Complaint filed by Iraq's Defence Minister is based on a Saddam Hussein-era law that could lead to a jail sentence of up to seven years

Actor Ayad Al Taie, left, and TV presenter Ahmed Mulla Talal take part in a mock interview in which they discuss accusations of corruption in Iraq's Defence Ministry. Ahmed Mulla Talal

An Iraqi TV presenter and an actor appeared in a Baghdad court on Sunday after Iraq's Defence Minister filed a complaint over a satirical TV interview during which they discussed corruption in the armed forces.

The interview was part of a segment added to the daily With Mulla Talal show broadcast by the privately owned UTV channel as part of its Ramadan schedule.

The segment used mock interviews conducted by the show's host, Ahmed Mulla Talal, to address several issues considered controversial in Iraq.
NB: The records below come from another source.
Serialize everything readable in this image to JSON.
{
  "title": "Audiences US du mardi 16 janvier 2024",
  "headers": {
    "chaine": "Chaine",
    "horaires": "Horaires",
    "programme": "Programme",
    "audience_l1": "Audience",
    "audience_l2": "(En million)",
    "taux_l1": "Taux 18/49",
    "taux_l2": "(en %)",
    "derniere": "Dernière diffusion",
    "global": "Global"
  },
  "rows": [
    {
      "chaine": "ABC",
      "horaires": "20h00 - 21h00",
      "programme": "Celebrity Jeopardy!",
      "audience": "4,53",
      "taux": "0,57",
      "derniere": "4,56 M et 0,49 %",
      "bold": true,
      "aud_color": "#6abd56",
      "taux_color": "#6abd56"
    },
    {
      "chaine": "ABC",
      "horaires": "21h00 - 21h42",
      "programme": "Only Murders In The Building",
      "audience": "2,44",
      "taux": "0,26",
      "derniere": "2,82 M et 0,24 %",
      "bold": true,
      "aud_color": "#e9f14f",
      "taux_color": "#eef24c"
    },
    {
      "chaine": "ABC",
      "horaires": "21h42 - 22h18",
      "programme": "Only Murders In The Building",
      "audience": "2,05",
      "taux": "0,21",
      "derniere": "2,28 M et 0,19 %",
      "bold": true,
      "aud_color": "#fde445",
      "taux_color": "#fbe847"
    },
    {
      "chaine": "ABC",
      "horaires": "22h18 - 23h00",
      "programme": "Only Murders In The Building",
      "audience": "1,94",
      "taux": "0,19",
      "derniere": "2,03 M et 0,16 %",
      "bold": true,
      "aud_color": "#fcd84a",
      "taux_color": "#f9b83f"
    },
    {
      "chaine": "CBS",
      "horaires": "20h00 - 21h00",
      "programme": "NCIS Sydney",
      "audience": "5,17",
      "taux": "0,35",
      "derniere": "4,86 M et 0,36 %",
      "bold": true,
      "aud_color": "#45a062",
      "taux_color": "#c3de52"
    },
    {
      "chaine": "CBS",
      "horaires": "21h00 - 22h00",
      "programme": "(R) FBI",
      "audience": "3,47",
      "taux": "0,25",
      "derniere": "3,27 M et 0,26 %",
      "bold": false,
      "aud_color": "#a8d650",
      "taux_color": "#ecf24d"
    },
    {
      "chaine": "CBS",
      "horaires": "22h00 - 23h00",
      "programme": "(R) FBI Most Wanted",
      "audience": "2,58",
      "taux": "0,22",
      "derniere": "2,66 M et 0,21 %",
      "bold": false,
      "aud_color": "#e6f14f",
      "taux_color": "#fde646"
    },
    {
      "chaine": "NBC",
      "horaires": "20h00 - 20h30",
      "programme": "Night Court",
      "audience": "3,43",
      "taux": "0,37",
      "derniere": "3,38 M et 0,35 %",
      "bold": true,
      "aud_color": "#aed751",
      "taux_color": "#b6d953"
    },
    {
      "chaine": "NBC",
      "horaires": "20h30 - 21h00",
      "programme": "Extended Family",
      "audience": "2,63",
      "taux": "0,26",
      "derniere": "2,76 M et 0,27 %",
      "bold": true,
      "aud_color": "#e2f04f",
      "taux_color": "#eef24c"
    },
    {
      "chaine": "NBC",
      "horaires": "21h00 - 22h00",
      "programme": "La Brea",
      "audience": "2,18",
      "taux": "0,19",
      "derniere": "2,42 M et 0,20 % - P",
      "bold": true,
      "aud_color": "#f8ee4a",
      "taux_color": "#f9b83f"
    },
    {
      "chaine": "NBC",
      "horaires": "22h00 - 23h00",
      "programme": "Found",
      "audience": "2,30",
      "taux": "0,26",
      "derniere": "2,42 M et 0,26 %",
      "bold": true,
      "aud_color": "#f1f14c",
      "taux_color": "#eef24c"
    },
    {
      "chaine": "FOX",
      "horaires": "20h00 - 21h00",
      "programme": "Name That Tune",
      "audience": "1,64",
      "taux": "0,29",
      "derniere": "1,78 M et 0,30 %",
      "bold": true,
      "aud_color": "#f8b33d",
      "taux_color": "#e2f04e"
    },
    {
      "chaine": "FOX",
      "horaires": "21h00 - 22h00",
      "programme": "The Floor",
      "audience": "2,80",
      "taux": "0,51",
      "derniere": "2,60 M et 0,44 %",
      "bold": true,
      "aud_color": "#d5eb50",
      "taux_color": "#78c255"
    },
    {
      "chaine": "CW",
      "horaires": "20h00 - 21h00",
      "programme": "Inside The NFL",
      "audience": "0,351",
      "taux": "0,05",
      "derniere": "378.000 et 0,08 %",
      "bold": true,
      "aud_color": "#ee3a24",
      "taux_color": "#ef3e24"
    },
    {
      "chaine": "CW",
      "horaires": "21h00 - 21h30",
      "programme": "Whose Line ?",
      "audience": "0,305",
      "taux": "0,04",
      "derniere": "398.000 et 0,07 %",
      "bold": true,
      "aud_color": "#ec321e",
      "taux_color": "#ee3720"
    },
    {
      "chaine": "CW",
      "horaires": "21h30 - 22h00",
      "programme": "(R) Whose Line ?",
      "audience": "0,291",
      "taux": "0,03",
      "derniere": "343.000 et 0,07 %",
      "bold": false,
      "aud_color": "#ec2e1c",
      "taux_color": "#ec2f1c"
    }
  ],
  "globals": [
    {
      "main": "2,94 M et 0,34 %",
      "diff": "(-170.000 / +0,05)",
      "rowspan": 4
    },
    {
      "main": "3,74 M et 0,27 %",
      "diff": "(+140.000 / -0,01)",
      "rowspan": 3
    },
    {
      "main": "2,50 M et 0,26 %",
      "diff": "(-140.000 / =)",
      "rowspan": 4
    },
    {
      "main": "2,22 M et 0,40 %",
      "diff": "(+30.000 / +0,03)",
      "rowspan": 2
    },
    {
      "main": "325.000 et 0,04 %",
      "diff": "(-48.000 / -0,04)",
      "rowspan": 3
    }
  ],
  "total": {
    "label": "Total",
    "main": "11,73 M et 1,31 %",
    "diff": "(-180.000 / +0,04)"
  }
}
In an episode broadcast on April 4, he interviewed actor Ayad Al Taie, who played a general, to discuss allegations of corruption in the military.

They spoke about accusations that officers made money by granting soldiers leave in exchange for half of their salary, how posts could be bought by paying senior military leaders and politicians, and how bribes are extracted from shopping centres, nightclubs, shops selling alcohol and at checkpoints around major cities.

Defence Minister Juma Al Jabouri, who has acknowledged corruption in his ministry, filed his complaint based on Saddam Hussein-era law against “publicly insulting any public institution or official".

The law carries a penalty of up to seven years in prison.

Lawyer Tariq Al Maamori, who leads Mulla Talal and Al Taie's defence team, said his clients appeared before a judge on Sunday after warrants were issued for their arrest.

The judge ordered their release after confirming their addresses and receiving assurances they would co-operate in the investigation and trial, Mr Al Maamori said.

The day after their interview was broadcast, Iraq’s media regulator suspended the TV show indefinitely for insulting the armed forces.

The regulator issued an order for the segment be removed from all platforms.

The Communication and Media Commission also demanded that the TV production company issue an apologise to the army, a request Mulla Talal has rejected.

The measures have been widely condemned for restricting freedom of speech in the country.

“Iraqi authorities should recognise that journalists and media outlets have the right to air critical coverage of the country’s military,” said Sherif Mansour, the Committee to Protect Journalists’ regional programme co-ordinator.

The commission “should drop its suspension of the With Mulla Talal talk show and ensure that journalists can discuss newsworthy topics without fear of reprisal", he said.

Iraq was ranked joint 157th out of 180 nations on Transparency International’s 2021 corruption index.

Corruption in the armed forces has widely been blamed as one of the reasons the military lost large areas of northern and western Iraq to ISIS in 2014.

Shortly after ISIS began to seize territory, a government investigation found there were 50,000 “ghost soldiers” on the army's payroll.

These soldiers either did not exist or no longer reported for duty but were still paid salaries.